I’ve never been a tech savvy or a guy with strong knowledge in coding, but since I was a child, I always loved the tech world: I wondered how machines work and speak to each other. To me it seemed like magic! Life goes on and I never learned deeply how to code well and more in general how to leverage the magic capabilities of computers. Some months ago things changed: the first time I tried genAI tools to code was with GPT, I was really wondering how to transform speech into text with a free software , but I could not find anything and GPT suggested me to use “whisper”, an OpenAI model that is capable to leverage AI for the comprehension of audio. But it was not ready to use, so at a first glance, It seemed too complicated: you needed to know how to download it, set it, talk to it and give it parameters to work with, everything in a language I don’t even speak (python). So i asked GPT to do it for me and… BOOM, it felt like someone gave me the keys to do whatever is possible, the keys to that magic world I always admired from outside, I could write a simple request in natural language and see the machine translate it into code that was practically ready to use. Since then I started to experiment a lot: functions, APIs connections and even full working web applications made from scratch came to life in front of me; and I was the one triggering them! For the first time I felt capable of mastering something that I always considered as rocket science.
Soon I realized that this power comes with a paradox: on one side it makes an extremely complicated and sophisticated world accessible to people who do not have the ability or the time to learn it from the fundamentals. It lowers the barriers to entry and lets anyone build and test their own ideas. On the other hand, I realized something deeper: many people and companies think that with these tools they can replace developers, that coding is a job with a defined due date; they believe a non tech person, armed only with prompts, can do the same job as someone with years of coding background. To be honest, at first, I thought the same, but the more I experimented, it became clear that this illusion creates huge problems.
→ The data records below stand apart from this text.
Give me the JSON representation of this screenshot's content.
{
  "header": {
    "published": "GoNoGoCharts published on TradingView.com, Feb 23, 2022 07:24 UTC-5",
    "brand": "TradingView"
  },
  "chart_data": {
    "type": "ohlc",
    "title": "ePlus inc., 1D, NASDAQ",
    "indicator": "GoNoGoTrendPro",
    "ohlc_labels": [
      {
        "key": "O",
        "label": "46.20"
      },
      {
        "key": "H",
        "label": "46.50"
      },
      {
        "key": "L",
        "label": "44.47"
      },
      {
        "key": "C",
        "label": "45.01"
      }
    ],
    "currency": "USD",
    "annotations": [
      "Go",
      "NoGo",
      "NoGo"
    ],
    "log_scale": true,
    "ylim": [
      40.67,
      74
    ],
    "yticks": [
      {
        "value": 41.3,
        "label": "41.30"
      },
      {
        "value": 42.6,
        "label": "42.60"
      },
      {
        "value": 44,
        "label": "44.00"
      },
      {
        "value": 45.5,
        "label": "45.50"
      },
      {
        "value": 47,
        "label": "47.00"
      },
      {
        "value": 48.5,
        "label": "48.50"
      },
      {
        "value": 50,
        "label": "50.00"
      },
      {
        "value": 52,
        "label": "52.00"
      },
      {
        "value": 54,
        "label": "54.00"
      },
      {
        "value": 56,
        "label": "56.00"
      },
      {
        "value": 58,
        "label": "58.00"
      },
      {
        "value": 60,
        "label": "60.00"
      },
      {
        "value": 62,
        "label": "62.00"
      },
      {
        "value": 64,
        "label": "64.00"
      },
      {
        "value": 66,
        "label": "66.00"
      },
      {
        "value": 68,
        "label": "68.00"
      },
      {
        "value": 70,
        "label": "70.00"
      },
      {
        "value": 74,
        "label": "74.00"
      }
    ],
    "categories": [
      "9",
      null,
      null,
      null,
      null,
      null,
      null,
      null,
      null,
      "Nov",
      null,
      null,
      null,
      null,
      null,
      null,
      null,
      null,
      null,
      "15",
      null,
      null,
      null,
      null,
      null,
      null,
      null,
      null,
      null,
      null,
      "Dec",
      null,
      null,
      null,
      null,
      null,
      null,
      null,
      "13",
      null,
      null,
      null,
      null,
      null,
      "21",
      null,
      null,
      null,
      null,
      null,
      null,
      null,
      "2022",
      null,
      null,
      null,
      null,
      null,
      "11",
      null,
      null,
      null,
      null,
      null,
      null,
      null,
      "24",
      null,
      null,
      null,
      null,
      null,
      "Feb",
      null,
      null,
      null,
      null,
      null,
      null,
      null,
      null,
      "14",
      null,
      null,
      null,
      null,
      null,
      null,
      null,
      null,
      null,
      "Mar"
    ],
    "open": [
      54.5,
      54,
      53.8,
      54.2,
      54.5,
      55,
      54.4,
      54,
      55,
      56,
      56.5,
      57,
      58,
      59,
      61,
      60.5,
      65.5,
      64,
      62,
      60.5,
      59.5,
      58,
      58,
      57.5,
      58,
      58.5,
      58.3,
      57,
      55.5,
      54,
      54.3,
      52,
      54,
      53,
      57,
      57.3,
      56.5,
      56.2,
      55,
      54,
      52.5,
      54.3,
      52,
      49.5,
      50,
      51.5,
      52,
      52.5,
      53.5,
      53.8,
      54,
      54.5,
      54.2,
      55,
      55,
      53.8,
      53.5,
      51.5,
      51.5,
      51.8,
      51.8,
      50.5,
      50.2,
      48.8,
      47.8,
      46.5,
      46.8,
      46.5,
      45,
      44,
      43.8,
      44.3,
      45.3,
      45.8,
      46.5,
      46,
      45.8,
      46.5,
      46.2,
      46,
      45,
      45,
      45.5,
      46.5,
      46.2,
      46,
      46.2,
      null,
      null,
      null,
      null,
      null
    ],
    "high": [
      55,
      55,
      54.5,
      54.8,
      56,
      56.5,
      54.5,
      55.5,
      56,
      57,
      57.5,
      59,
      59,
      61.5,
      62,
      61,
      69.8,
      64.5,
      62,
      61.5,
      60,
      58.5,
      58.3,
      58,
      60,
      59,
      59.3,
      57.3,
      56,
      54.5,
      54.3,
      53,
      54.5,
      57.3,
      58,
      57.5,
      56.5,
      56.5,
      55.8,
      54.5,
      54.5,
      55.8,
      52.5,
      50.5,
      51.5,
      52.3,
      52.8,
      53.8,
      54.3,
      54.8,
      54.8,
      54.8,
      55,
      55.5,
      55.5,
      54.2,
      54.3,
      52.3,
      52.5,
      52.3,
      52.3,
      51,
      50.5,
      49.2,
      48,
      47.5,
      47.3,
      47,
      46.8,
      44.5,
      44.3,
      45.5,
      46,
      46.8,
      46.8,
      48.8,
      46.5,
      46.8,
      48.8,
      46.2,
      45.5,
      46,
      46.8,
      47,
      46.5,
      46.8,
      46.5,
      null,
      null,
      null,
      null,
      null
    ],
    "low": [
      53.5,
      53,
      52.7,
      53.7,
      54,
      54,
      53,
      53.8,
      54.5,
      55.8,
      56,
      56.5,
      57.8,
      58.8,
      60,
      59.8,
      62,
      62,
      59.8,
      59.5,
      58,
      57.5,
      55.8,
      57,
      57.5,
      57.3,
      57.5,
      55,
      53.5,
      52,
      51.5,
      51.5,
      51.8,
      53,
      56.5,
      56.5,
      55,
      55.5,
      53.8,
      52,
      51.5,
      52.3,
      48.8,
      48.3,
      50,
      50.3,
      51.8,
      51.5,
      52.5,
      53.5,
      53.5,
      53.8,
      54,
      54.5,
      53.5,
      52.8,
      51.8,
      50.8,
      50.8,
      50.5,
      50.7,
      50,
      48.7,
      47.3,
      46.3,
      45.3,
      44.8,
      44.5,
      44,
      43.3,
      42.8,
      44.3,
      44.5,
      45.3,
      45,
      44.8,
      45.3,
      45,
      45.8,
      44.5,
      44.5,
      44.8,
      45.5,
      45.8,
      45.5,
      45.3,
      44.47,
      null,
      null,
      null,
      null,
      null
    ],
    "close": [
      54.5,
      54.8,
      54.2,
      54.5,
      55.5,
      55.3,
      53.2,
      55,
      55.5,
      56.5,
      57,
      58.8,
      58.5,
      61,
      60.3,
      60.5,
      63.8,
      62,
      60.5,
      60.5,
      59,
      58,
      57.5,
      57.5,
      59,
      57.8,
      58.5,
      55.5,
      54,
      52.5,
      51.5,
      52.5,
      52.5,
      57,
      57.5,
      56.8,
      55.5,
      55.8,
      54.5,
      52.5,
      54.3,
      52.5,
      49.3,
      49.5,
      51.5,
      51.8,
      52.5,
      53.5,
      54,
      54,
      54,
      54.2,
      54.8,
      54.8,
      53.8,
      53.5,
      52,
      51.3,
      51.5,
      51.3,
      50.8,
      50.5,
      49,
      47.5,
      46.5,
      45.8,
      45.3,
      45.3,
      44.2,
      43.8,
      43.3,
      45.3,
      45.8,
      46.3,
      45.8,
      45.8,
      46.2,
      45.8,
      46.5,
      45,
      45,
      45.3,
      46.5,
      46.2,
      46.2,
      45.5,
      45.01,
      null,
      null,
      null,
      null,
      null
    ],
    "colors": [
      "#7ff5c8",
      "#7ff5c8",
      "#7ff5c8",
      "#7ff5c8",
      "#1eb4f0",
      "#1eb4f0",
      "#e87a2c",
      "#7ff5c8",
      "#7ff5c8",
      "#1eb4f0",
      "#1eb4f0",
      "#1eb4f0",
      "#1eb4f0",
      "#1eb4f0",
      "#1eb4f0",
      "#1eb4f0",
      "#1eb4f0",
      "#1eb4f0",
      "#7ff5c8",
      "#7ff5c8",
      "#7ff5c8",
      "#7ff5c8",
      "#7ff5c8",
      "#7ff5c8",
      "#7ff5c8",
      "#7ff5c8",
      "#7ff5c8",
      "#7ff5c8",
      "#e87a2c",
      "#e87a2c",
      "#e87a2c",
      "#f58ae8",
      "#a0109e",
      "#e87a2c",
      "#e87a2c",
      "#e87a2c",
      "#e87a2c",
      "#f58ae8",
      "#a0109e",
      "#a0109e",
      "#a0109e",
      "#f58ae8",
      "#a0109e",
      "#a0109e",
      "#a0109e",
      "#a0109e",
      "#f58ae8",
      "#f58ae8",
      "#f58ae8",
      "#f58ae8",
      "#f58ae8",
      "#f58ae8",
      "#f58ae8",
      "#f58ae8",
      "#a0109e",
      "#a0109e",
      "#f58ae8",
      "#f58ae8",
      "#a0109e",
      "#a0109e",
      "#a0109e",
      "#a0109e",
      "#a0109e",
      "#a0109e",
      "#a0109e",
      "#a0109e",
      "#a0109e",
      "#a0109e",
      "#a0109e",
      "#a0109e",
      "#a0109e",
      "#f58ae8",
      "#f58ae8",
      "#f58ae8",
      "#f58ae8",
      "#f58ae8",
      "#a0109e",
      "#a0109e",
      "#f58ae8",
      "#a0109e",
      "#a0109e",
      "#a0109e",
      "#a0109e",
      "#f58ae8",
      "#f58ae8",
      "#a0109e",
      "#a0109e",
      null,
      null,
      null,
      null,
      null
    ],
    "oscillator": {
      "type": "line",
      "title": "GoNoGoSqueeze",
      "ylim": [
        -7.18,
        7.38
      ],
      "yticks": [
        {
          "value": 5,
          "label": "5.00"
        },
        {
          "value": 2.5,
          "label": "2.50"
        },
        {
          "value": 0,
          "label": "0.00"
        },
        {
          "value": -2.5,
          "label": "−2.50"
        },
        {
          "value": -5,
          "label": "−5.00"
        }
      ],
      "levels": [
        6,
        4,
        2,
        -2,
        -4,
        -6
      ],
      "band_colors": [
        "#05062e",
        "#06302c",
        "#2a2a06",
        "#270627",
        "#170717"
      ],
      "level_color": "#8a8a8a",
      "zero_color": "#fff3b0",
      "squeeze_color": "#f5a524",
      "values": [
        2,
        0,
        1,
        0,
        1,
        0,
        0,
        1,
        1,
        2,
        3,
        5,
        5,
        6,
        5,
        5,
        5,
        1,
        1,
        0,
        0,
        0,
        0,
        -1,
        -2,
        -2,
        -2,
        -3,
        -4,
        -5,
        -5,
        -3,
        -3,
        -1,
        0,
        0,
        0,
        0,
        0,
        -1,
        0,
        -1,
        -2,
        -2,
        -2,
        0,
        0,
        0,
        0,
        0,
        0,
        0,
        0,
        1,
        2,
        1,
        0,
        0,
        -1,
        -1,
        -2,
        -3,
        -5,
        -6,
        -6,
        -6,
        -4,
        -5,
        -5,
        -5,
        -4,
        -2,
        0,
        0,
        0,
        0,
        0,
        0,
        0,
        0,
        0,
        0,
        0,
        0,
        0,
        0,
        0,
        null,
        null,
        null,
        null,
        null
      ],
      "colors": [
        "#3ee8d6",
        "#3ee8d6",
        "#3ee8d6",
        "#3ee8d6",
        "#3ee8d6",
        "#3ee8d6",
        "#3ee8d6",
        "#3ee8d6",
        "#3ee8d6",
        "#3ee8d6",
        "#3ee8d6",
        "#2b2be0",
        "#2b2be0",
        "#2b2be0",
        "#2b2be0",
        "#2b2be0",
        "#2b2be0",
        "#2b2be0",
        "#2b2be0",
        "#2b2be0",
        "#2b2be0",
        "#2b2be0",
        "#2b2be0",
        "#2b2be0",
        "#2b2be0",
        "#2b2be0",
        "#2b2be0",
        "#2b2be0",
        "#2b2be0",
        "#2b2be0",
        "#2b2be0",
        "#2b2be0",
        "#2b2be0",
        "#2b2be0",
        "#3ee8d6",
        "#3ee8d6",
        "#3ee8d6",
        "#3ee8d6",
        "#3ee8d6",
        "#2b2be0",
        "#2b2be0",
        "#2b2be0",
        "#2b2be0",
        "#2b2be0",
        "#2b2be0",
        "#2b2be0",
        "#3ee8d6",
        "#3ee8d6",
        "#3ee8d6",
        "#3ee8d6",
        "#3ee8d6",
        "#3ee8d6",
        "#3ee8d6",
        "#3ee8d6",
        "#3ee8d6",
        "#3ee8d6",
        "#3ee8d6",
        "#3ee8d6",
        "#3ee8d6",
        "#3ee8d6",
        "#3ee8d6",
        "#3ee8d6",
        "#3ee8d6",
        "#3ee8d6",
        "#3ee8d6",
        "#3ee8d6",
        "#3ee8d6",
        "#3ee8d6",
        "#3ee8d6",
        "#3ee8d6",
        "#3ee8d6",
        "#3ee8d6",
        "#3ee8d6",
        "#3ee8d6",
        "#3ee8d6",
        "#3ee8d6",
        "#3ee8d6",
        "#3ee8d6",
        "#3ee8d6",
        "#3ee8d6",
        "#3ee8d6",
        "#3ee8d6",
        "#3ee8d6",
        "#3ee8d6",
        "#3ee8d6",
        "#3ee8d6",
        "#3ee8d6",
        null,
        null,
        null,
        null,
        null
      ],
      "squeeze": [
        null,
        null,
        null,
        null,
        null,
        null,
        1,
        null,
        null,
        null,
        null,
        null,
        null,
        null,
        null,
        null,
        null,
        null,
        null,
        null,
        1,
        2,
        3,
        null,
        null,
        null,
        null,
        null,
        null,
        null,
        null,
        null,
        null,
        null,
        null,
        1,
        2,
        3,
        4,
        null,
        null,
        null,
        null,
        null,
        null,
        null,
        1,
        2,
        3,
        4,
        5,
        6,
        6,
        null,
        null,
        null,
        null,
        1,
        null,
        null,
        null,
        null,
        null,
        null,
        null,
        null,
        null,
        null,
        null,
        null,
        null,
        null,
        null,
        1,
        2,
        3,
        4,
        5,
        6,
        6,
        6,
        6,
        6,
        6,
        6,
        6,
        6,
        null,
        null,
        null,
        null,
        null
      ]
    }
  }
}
When everything works correctly it seems like magic, but the moment the program runs into a problem (and believe me, there are always many of them) the sad reality emerges: without understanding the fundamentals of how that code works (what inputs it takes, what it does with them, and how is the logic ) you are lost. The code becomes something monolithic and inaccessible, a black box you can neither fix nor interact with, you just stare at it, hoping an AI will solve the issue.
This experience made me understand that even if GenAI tools can lower the barriers of code and empower everybody with the possibility to put in place their creativity, it cannot replace the depth of knowledge required to actually OWN the code. It’s like being given a shiny rocket with a full tank and a strong autopilot: as long as the system runs, everything is perfect, but the moment a warning light flashes, without being able to go under the hood, you risk a crash landing.
To conclude, I found this in coding but I think that it correctly summarises the guardrails that we have to remember in using genAI: you can externalise to it the execution, not the knowledge!